When we take the business of the MRO to foreign countries, it means we are creating business for those countries when we were the ones that created the business. So, it is better to let it stay within the economy. That is one argument by which the MRO supports the economy. So, this economy should not lose to another economy after creating that business.
Also, MRO supports the naira in the pockets of every one of us. Once the aircraft is taken out, there is the cost of labour that would be paid by the airline. Instead of the airlines saving that naira it earned in Nigeria, the airlines go to the foreign exchange market and start looking for dollars. The manpower too is no longer local and the airlines go to the foreign exchange market, looking for dollars, thereby further putting additional pressure on the naira. This negatively affects our economy and the Nigerian market.
NAIRAMETRICS: Can you estimate the annual loss by Nigeria due to the absence of capable MRO in the country?

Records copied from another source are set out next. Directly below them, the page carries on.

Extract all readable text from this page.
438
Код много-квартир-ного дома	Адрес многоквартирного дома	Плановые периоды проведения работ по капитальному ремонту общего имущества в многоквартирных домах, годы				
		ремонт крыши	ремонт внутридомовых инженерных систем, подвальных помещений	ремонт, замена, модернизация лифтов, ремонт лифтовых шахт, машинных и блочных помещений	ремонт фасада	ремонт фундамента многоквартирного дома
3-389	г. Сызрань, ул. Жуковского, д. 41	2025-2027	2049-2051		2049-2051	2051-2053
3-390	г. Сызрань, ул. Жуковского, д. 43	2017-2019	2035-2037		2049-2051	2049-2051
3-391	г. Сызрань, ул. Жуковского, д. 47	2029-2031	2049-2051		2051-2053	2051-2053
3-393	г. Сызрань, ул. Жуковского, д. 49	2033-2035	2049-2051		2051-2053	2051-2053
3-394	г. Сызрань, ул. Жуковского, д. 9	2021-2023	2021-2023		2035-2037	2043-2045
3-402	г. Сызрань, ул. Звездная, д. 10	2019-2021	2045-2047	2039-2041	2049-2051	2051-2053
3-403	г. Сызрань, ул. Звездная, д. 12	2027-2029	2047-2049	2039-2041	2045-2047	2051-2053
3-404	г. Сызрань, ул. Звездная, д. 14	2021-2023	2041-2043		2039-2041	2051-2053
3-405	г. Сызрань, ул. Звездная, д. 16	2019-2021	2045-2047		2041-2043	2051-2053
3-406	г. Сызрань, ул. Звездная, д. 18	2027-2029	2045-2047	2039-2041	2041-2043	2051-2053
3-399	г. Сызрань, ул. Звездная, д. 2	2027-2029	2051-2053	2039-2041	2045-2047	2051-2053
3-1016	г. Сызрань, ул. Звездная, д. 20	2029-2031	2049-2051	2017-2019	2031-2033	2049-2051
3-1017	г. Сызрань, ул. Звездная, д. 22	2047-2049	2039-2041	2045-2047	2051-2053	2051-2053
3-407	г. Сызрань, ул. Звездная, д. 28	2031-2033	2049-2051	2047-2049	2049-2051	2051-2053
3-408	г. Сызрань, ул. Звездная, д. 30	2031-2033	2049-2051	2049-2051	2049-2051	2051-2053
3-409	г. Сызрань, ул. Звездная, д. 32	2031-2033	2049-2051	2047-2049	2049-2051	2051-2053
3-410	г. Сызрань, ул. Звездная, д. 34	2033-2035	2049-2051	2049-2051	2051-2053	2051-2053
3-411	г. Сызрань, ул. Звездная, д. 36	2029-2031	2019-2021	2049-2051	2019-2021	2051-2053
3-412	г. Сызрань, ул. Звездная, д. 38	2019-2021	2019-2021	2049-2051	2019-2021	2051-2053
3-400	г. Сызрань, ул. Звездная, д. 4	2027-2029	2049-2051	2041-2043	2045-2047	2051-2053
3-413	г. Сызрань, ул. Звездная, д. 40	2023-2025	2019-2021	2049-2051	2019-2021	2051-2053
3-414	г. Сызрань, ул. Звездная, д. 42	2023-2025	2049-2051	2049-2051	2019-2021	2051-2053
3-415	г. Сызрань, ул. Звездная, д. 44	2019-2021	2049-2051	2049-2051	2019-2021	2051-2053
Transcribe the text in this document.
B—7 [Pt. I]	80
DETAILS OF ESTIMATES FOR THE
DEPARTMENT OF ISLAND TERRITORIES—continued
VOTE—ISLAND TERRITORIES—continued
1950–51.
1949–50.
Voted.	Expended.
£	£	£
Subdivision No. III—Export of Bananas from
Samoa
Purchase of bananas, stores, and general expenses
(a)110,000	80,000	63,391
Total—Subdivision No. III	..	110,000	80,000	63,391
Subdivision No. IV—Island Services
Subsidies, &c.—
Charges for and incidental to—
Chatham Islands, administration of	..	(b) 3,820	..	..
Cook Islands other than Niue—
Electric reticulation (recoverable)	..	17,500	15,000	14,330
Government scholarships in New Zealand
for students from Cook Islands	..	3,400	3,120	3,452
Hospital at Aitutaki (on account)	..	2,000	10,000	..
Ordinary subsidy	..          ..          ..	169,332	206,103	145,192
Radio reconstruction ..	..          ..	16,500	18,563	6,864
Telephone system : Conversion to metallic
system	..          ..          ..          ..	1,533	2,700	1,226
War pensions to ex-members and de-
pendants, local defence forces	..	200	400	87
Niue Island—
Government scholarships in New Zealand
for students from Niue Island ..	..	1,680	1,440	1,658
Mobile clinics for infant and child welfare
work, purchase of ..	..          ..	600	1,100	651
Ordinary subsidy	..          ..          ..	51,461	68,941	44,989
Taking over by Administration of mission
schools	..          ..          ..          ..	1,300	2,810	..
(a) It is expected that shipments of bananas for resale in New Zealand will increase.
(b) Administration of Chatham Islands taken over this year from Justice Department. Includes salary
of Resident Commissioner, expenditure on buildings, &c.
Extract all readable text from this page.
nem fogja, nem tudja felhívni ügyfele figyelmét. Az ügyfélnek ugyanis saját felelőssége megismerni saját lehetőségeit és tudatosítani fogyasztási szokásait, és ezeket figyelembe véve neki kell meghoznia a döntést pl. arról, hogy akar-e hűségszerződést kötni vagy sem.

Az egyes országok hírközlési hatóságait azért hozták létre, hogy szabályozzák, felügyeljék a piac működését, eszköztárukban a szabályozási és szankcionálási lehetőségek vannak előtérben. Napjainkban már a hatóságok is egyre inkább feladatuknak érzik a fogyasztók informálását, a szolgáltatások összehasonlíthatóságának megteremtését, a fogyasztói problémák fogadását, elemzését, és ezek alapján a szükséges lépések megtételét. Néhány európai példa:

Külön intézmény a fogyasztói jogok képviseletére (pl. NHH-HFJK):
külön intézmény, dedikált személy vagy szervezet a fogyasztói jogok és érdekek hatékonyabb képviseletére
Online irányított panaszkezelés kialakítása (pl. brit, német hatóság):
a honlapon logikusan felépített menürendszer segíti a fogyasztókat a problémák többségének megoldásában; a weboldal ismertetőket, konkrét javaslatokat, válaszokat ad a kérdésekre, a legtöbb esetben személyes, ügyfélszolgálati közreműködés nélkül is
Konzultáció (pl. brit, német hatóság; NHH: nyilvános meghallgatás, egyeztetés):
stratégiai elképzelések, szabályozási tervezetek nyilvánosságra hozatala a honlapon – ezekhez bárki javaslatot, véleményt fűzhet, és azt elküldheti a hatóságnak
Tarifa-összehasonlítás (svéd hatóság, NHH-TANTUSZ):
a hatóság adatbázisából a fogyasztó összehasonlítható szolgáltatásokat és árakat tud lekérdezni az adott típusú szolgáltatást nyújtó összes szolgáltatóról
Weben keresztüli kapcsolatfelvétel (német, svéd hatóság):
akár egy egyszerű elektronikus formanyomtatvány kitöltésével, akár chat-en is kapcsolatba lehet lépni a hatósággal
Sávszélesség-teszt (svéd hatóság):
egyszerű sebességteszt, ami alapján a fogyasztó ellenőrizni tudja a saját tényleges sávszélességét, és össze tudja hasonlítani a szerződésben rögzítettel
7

Capt. Samuel Caulcrick: The advantage of having an MRO in Nigeria is that the company is going to use local labours, which is good for the economy, personnel and the government in terms of tax revenues and the experience that the technical experts are going to get, too. Then, you don’t have to pay for fuel to ferry the aircraft to and fro, which you were going to buy in dollars. So, those are the advantages.
What Nigeria would gain is the cost of labour, tax and local maintenance. What Nigeria is losing are taxes that are being paid to foreign countries instead of Nigeria and the money that you are going to change into dollars from naira. I can’t put a figure to this because it would be useless if I am giving a figure that is not current.
NAIRAMETRICS: How can Nigeria drive investment in MRO business?
Capt. Samuel Caulcrick: This can be done through policy. For instance, the Nigeria Civil Aviation Authority (NCAA) can say it will not renew an existing Air Operator’s Certificate (AOC) or issue an AOC to an intending operator without a local MRO identified in the application form. The government can give them a timeline because this could take up to three years to accomplish. Once you do that, just leave the rest to the private investors because they know there is an investment created for them.
Once an investor knows that their business is being protected, then, they will be willing to invest in the industry. They can then approach a bank to seek a loan.